Then, how works the classical pencil and paper

method to compute the difference between two numbers:

at each step, we are going to compute two bits,

a difference bit and a borrow,

an output borrow bit. Actually, the real value

of the difference can be equal to

1, 0, -1 or -2. Then,

we define the borrow, an output borrow,

and a bit d of the difference. If the

result, the real result, is 1 no problem: there is no borrow, and d =1.

If the result is 0, the same: dout = 0

and d = 0. Then, if the result is

negative, first case: the result is -1; then you

could write or say that -1 = -2 + 1.

So, we will choose a bit of the difference equals 1,

but then transmit the borrow to the next step,

with a weight equal to the present weight multiplied by 2,

so that in this case the borrow

- the output borrow - will be equal to 1. You must think

that this borrow actually has a negative weight.

This is 1 and this is -1 with the weight equal to 2.

It's the same as -2.

In the same way, in the case where the real result is -2, we will say that -2

is -2 + 0. So, here the bit

of the difference is 0, and the borrow is equal

to 1, actually it is a negative weight.

Observe now that d is equal to the real

difference computed modulo 2,

because when the real result is odd,

the corresponding bit is 1 and when the

real result is even, the corresponding

bit is 0. And the output borrow

bit is equal to 0, when the real

result is non-negative, and equal to 1 when the real result

is negative. Another comment: the value of

x - y - bin modulo 2 is exactly

the same as the value of x + y + bin modulo 2,

because modulo 2, -1 is the same as 1.

Both numbers are

odd numbers. Let us see an example:

First we compute 12 (decimal 12) minus 9; then

we compute in a step by step way: 0 minus 1 is equal

to -1. Then the difference bit is 1

and the borrow bit is also 1;

0 minus 0 minus 1 once again is equal to minus 1.

Then, here the difference bit is 1 and the borrow bit

is 1, with a negative weight;

next step: 1 - 1 = 0; next step: 1 - 1 = 0,

so that the result is this one (in decimal 3).

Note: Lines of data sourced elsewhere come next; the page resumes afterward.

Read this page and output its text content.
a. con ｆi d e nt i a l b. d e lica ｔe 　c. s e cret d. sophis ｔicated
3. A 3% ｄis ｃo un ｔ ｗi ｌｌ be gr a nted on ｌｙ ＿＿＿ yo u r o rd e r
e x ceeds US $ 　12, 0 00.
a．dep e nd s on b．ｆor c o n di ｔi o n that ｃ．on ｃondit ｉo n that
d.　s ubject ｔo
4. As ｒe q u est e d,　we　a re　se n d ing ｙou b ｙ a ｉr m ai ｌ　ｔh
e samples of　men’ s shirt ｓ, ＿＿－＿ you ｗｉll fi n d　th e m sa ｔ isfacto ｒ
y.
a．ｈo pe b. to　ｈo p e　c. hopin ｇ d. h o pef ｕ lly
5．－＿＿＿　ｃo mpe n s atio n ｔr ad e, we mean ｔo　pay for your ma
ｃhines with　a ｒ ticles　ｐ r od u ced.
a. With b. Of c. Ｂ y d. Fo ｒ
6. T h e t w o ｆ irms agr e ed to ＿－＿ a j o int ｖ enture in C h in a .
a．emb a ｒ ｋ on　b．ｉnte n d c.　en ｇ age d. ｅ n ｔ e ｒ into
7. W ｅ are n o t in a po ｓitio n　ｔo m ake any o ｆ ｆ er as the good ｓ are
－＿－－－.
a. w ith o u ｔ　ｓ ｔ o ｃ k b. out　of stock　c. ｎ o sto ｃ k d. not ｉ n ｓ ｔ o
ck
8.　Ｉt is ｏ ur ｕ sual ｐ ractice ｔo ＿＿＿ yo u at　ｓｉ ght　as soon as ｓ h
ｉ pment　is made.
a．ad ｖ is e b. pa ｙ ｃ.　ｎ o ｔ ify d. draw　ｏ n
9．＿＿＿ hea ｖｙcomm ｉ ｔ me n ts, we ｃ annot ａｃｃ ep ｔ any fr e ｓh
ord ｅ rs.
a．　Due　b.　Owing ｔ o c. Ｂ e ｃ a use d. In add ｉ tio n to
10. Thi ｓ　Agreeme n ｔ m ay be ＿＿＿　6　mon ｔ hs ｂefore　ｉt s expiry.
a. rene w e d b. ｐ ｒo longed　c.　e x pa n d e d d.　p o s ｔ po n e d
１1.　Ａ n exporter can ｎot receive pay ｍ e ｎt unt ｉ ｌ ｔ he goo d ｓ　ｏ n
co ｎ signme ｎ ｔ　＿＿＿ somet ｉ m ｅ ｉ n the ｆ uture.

Now, let us compute, 9 minus 12: 1 - 0 = 1;

0 - 0 = 0; 0 - 1 is -1; then

here, the difference bit is 1 and there

is a borrow to the next step; 1 - 1 - 1 = -1;

once again, difference bit

equal to 1 and borrow equal to -1, so that

the result is this one, but now the first 1

has a negative weight, and this number

is equal to minus 16 plus 8

plus 4 plus 1 and

this is minus 3. This type of

representation is called

2's complement representation

of the negative number.

This is the algorithm: it's an iteration (a loop)

where at each step, we compute a difference bit,

the modulo 2 sum of the three incoming bits,

two bits of the operands and one borrow input,

and we compute the sign of the difference

x(i) minus y(i) minus b(i). Here

is the algorithm that we can modify. We can

replace this modular 2 sum by the

exclusive or sum of x(i), y(i) and b(i),